Mr. Hefner claimed that there was plenty of repression in his background. His middle-class parents "were very good people, with high moral standards—but very repressed," he told the Hollywood Reporter in 2011. "There was no hugging and kissing in my home." Yet when, as a former copywriter for Esquire, Mr. Hefner set out to start a new kind of men's magazine, his Methodist mother helped bankroll the project.


The first issue featured Marilyn Monroe—"as famous as Dwight Eisenhower and Dick Tracy," Playboy crowed—in nude photos taken a few years earlier. The magazine flew off shelves at magazine stands.


Wrote Mr. Hefner in the first issue, "We enjoy mixing up cocktails and an hors d'oeuvre or two, putting a little mood music on the phonograph, and inviting a female acquaintance for a quiet discussion on Picasso, Nietzsche, jazz, sex."


Whether or not discussion with female acquaintances was on the menu, ogling them certainly was. And the Playboy man looked pretty good too, thanks to Hef's fashion tips.


"The solution to the world's problems is to get material things to more people—to give everybody the Good Life," Mr. Hefner told The Wall Street Journal in 1971.


The party kept growing at the upstart publication. Mr. Hefner divorced his first wife in 1959 and moved into the first Playboy Mansion, in Chicago.


Soon there was the first Playboy Club, and a Playboy TV show that featured black jazz artists mingling with white musicians—a rarity in those days. By the 1970s, Mr. Hefner was jetting around the country in the Big Bunny, a customized black DC-9.


But mostly he stayed home at the mansion, clad externally in pajamas and working on the magazine in binges fueled by dexedrine and Pepsi. Never much interested in the business side of things, he turned the company over to his daughter, Christie Hefner, in the 1980s.
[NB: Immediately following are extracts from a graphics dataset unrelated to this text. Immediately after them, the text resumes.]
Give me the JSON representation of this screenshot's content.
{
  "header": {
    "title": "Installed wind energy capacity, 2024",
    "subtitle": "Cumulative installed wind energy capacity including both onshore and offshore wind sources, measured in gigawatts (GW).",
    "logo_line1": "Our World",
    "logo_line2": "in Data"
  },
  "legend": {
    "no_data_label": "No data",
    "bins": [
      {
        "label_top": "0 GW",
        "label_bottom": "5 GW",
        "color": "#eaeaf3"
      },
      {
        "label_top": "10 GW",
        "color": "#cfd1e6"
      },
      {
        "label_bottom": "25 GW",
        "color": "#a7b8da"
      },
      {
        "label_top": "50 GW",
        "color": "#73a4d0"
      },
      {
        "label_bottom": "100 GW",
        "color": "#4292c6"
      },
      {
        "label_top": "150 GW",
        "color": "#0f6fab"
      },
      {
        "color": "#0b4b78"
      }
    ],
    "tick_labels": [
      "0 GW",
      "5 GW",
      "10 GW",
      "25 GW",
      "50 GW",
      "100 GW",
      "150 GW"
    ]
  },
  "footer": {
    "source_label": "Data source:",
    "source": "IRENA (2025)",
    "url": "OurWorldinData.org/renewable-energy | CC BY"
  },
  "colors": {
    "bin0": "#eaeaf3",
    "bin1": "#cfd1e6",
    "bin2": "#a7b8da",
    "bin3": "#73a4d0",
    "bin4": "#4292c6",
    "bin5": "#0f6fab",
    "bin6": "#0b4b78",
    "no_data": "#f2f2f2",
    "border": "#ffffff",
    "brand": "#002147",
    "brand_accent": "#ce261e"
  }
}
Not until 2011 did he return to rescue what remained, taking the magazine private in a deal valued at $200 million. By then most of Playboy's still-substantial revenue was generated by licensing deals rather than circulation or affiliated businesses.
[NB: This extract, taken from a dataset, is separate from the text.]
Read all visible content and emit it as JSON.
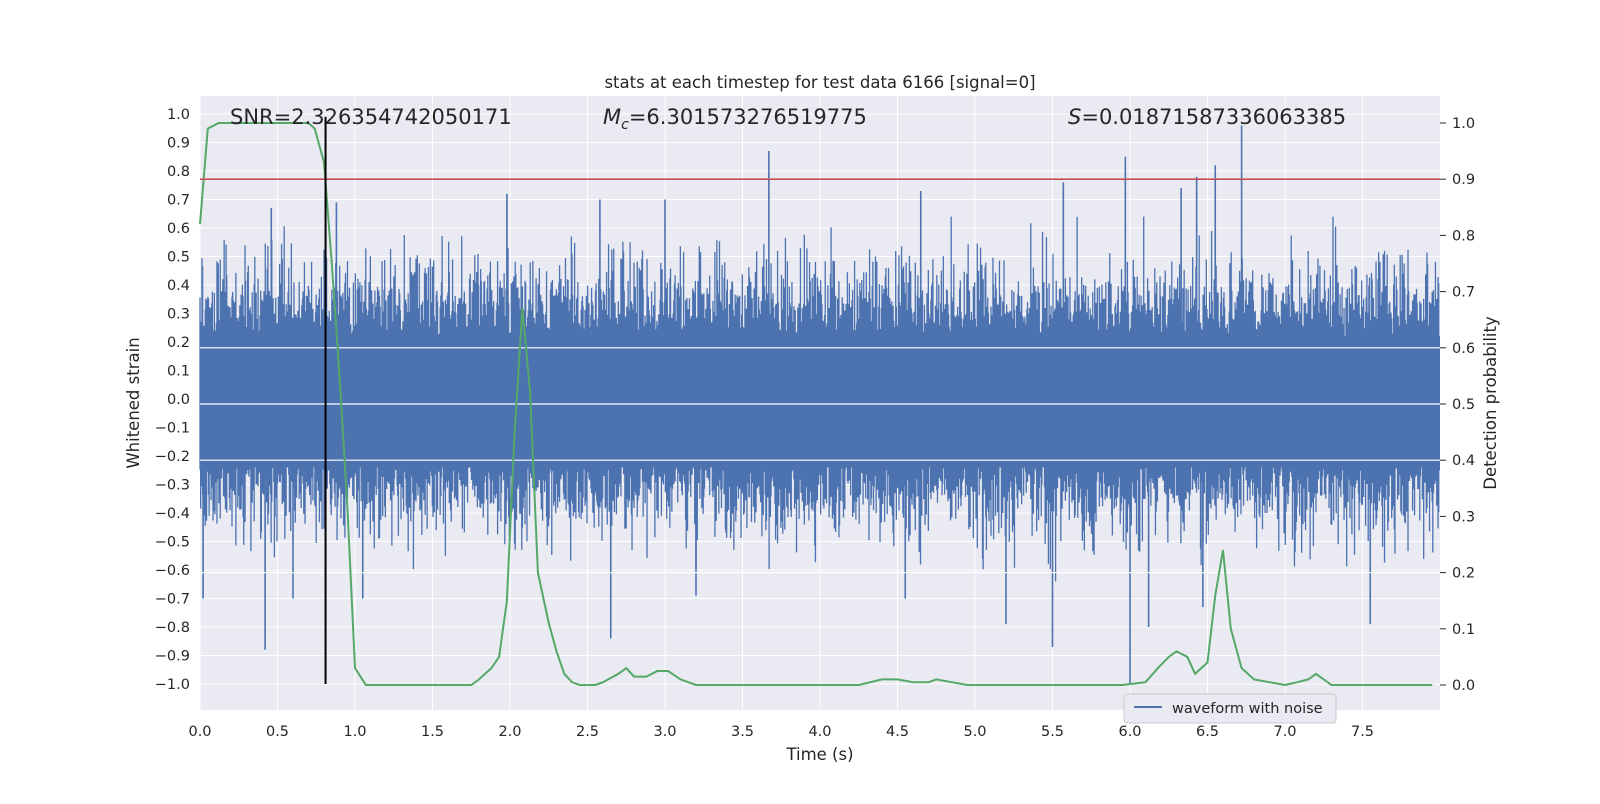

It has been observed that the models in Playboy didn't change much over the years, mainly top-heavy blondes that Mr. Hefner insisted were the aesthetic equivalent of "the girl next door," albeit without pores. Also unchanging was Mr. Hefner's taste in music (big-band jazz), or in much of anything else.


Weeks at the mansion were tightly regimented. Each night was devoted to a specific amusement: cards one night, backgammon the next. Friday was classic-movie night, when he screened oldies—Casablanca was his favorite movie.


A rotating series of official girlfriends moved through the scene. He kept them on salary (except for a 10-year period when he remarried and was, he claimed, faithful to his wife). In later years he became a vocal advocate of Viagra.


But the prophet of libidinal fulfillment could seem melancholy.


"I never found the ultimate soulmate," he told the Hollywood Reporter in 2011. He would lie in death next to Marilyn Monroe, his first centerfold; he had long since purchased a mausoleum next to hers.


Free pornography had long left Playboy in the dust, and the magazine's pictorials—still chosen by Hef until the end—had a retro feel; even its cable channel specialized in a product more smutty than hardcore.


Among Mr. Hefner's regrets was that feminists never really cottoned to his message of personal liberation, despite the voluminous Playboy Philosophy that he cobbled together in the magazine's early days.


Feminists had a point when they claimed that Playboy objectified them, much as it displayed calfskin-lined ice buckets and single-malt Scotch. But Mr. Hefner had a point that the magazine helped lead the fight for personal autonomy in speech, sex, and just about everything else.


'Twas ever thus. Hugh Hefner and his fantastically popular magazine encapsulated many of the struggles and much of the bliss of postwar America, struggling with its newfound freedoms.


"I started a magazine that changed everything," he told Esquire in 2013.